Open rhpvorderman opened 3 months ago
Hi, Just wanted to add to this: I've had issue where low complexity over represented sequences (AAAAAA....) were estimated as high as 12%. This number is erroneous and somehow driven so high by a few long reads with long tail of low complexity regions. I can't trust overrepresented sequence estimate at the moment (v0.5) Best, Seb
@Sebastien-Raguideau , in the latest version, each sequence is only sampled once per read. So that will lower the percentage for low complexity repeat sequences.
However, if there is a substantial amount of long reads in the mix, the chance that these contain AAAAAAA etc. is quite great, as that has a massive amount of occurences in the human genome (and probably most eukaryotic genomes).
So I am planning to improve this feature that it only samples the extremeties of the sequences (with configurable length). This would massively lower the amount of common genome repeats including poly-A, telomeres etc.

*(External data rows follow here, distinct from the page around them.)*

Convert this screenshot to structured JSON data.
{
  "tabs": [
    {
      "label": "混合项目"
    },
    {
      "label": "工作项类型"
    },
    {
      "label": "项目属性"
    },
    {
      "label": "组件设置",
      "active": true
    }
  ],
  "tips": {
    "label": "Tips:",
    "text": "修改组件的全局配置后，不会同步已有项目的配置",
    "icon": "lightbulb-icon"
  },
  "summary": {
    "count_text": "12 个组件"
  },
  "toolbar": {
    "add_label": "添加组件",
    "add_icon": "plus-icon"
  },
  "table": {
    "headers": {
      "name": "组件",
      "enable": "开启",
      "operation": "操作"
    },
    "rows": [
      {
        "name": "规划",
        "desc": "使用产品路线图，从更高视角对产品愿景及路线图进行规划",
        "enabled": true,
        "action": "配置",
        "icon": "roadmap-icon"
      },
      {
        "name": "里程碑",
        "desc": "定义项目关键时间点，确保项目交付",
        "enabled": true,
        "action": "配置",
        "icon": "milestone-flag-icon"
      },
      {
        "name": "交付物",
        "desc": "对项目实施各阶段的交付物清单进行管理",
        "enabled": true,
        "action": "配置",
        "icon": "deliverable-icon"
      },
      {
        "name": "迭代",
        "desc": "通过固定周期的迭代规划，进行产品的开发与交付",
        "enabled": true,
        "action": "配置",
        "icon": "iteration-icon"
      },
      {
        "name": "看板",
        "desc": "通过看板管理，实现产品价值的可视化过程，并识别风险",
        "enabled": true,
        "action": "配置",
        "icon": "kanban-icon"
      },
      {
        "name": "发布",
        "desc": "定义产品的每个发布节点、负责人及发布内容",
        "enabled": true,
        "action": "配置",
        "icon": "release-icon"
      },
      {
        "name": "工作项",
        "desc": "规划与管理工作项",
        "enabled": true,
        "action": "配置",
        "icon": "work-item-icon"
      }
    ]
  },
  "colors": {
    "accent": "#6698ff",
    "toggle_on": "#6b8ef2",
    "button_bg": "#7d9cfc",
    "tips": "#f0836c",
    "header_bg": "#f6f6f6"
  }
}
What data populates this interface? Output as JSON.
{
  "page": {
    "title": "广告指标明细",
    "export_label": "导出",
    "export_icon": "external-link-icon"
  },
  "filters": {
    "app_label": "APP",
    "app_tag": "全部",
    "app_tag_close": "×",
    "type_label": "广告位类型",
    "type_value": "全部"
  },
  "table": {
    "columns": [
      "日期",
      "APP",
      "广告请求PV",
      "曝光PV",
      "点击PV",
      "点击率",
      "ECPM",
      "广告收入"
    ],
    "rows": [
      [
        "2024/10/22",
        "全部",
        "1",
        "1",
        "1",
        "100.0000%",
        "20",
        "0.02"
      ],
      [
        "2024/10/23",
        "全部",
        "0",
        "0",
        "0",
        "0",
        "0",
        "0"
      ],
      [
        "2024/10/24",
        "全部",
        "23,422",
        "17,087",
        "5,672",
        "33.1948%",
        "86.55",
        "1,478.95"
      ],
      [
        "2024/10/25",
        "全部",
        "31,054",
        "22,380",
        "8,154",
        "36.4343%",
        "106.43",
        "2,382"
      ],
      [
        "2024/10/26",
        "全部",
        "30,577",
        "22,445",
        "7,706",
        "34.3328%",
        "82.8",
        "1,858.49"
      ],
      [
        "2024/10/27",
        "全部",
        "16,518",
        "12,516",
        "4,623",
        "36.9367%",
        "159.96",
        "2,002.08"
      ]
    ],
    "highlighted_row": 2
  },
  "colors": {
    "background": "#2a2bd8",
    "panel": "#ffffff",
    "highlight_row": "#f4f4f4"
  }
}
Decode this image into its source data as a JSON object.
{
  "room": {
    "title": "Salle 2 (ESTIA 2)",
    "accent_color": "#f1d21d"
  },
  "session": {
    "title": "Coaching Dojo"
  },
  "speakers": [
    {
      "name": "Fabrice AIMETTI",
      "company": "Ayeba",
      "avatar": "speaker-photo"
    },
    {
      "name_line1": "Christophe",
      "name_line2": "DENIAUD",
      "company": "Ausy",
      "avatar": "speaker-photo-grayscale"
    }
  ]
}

My use case is mostly prokaryotes, so I suppose latest version will have fixed my issue. It makes sense to me that if you want to know what fraction of reads possess an overly represented motif, the number of time a motif is seen in a read is ignored. I'll get that latest version, thx.
This is hard for illumina. For nanopore I guess it is possible to only take the first 200 base pairs from either end, rather than the entire sequence. Currently most of the overrepresented sequences are common genome repeats.